State Rep. Scott Hochberg, who represents HD137, is generally considered the Legislature’s leading expert on public education and school finance. He’s the Vice Chair of the House Public Education Committee, and he chairs the Appropriations Subcommittee on Education. With so many facets of public education in Texas being in the news lately, I thought I’d take advantage of this opportunity to ask him a bunch of questions about it:

Download the MP3 file

Normally, my interviews cover a broader range of topics, but in this case I feel like we could have spoken twice as long as we did and still not covered everything. Rep. Hochberg mentioned a couple of items in our conversation that I want to include here. First, he discussed the actual statute that directed the Texas Education Agency to create a growth metric for the schools. That’s Sec. 39.034 of the Education Code, entitled “MEASURE OF ANNUAL IMPROVEMENT IN STUDENT ACHIEVEMENT”, which I reprint beneath the fold. I think if you read it you’ll agree that the intent is pretty clear, and that the TEA is not following that intent. Second is this presentation to the Appropriations Subcommittee on Education by the Comptroller about the Texas Tomorrow Fund. See page 6 for the chart in question, which shows how the Texas Guaranteed Tuition Plan (TGTP) is going to be drained by 2018 as a result of tuition deregulation. Let me know if you have any questions about either of these.

As always, you can find a list of all interviews for this cycle on the 2010 Elections page.

UPDATE: The Quorum Report was kind enough to pick up on my interview and ask Rep. Hochberg a couple of questions of their own about it. See beneath the fold for the full story, which was sent to me by reporter Kimberly Reeves.

(more…)

Beware Lt. Govs. bearing gifts

On the surface, hearing that Lt. Gov. David Dewhurst now favors tuition re-regulation sounds like a good thing. A lot of people, Democrats especially, have been screaming about this for months. But as always, the devil is in the details.

Facing a major state budget shortfall in 2003, Dewhurst got behind a fiscal rescue package that triggered a 53 percent increase in tuition and fees at Texas universities.

But now Dewhurst and many legislators who favored that tuition “deregulation” bill believe it’s time to once again regulate the rates students and families pay.

“We just can’t afford to price out deserving young people going to college,” Dewhurst, Republican leader of the Texas Senate, told reporters. “I think there is so much built up pressure that there’s a likelihood that a bill will come out of the Senate putting some cap (on tuition).”
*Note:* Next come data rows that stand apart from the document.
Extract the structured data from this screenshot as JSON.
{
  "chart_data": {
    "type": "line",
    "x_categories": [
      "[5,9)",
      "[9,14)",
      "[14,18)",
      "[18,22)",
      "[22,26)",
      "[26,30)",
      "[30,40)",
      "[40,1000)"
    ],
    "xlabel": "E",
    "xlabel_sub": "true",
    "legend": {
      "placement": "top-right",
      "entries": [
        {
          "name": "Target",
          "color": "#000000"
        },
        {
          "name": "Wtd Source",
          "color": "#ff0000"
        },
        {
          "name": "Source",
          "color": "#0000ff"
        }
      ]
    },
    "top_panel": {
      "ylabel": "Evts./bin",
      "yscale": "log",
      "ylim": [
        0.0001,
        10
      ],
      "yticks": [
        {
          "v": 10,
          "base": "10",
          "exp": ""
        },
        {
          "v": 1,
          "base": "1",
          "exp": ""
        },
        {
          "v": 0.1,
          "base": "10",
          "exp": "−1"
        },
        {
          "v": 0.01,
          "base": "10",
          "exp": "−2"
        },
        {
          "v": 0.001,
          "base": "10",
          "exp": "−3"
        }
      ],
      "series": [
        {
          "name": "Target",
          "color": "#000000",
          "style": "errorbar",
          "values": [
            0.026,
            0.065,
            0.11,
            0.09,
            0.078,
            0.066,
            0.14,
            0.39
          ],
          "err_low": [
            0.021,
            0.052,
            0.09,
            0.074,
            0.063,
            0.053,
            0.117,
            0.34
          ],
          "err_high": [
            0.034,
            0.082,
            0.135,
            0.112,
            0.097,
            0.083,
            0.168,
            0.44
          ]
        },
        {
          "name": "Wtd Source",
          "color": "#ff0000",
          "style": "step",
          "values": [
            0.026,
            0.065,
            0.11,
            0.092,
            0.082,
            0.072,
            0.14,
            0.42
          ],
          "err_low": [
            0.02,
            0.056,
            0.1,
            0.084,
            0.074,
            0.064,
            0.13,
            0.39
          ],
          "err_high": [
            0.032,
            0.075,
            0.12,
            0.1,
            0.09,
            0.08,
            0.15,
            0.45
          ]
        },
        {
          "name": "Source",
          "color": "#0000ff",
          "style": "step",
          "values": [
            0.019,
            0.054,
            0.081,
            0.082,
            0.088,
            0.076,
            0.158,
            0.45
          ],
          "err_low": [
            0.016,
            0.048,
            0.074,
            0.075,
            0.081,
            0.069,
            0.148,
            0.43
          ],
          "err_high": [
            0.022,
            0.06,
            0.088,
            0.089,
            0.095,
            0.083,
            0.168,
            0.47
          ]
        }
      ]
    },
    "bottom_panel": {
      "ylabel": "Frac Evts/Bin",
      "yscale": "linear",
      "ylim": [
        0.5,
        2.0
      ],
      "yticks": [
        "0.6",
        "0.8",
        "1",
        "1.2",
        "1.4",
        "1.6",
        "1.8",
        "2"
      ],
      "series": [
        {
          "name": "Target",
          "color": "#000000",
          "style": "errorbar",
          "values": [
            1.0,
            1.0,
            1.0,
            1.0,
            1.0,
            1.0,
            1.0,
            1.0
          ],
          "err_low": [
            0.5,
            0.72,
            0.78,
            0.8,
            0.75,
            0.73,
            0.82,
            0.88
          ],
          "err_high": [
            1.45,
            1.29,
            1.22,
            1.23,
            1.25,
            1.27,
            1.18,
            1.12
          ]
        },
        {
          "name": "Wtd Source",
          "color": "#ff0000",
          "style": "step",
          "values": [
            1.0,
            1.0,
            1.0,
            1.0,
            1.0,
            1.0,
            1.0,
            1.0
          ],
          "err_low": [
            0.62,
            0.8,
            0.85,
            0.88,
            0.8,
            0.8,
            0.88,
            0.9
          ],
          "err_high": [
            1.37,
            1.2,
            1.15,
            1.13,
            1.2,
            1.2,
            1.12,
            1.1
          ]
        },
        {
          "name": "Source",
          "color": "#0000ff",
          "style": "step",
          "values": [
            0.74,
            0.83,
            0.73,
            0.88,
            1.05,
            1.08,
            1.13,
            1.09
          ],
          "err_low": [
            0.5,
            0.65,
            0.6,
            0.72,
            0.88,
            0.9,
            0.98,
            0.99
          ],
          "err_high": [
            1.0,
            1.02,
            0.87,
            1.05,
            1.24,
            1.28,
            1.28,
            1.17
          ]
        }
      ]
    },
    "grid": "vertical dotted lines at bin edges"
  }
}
Dewhurst said a consensus is building in the Legislature to limit tuition increases, but a method is still being worked out. He said discussions have included a two-year moratorium on hikes, limiting increases to 5 percent a year or tying rising tuition to inflation.

[…]

While the idea of college affordability has broad appeal among lawmakers, some warn it could spark potentially devastating cuts at universities and reduce the value of a degree from Texas public colleges. Opponents of regulating tuition say the state shouldn’t force universities to lower tuition without offsetting the resulting loss in revenue.

Dewhurst did not spell out how much state funding he envisioned for higher education. However, he warned that with a declining economy, there would not be as much money available as in 2005 and 2007 sessions.

The reason that tuition was deregulated in 2003 was so that the public universities could get by with less state funding. They made up for that shortfall by jacking up the cost to the students. If their ability to set tuition rates is then capped – as I believe it should be – they need a commensurate increase in state funds, or else it’s the worst of both worlds. I want to see costs under control for students and their families, but what we have now would be better than re-regulated tuition with the same funding levels as before. Let’s not fall for a trap here.